[What eight million women want by Rheta Childe Dorr]@TWC D-Link book
What eight million women want

CHAPTER X
11/33

After the visits of the English women, American suffragists everywhere began to view their cause in the light of a political movement.

They began to adopt political methods.

Instead of private meetings where suffrage was discussed before a select audience of the already convinced, the women began to mount soap boxes on street corners and to talk suffrage to the man in the street.
The first suffrage demonstration was held in New York in February, 1908.
The members of a small but enthusiastic Equal Suffrage Club announced their intention of having a parade.

Most of the women being wage earners they planned to have their parade on a Sunday.

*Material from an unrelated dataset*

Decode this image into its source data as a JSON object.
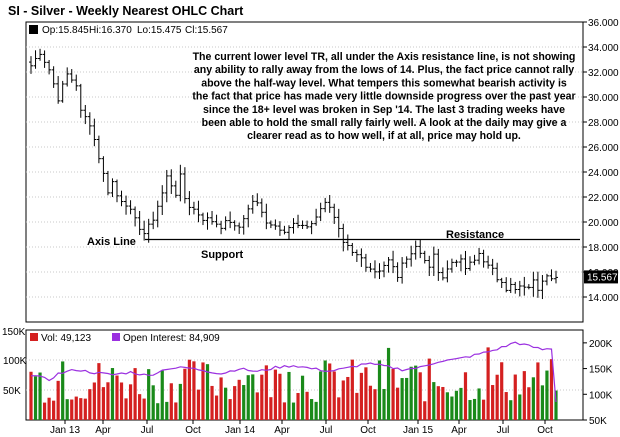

When they applied at Police Headquarters for the necessary permit they found to their disgust that Sunday parades were forbidden by law.
"Not unless you are a funeral procession," said the stern captain of the police.
The woman replied that they were anything but a funeral procession, and threatened darkly to hold their parade in spite of police regulations.
They got plenty of newspaper publicity in the succeeding days, and on the following Sunday a huge crowd of men, a sprinkling of women, a generous number of plain clothes men, and New York's famous "camera squad" assembled in Union Square, where all incendiary things happen.
The dauntless seven who made up the suffrage club were there, and at the psychological moment one of the women ran up the steps of a park pavilion and spoke in a ringing voice, yet so quietly that the police made no move to stop her.
"Friends," she said, "we are not allowed to have our parade, so we are going to hold a meeting of protest at No.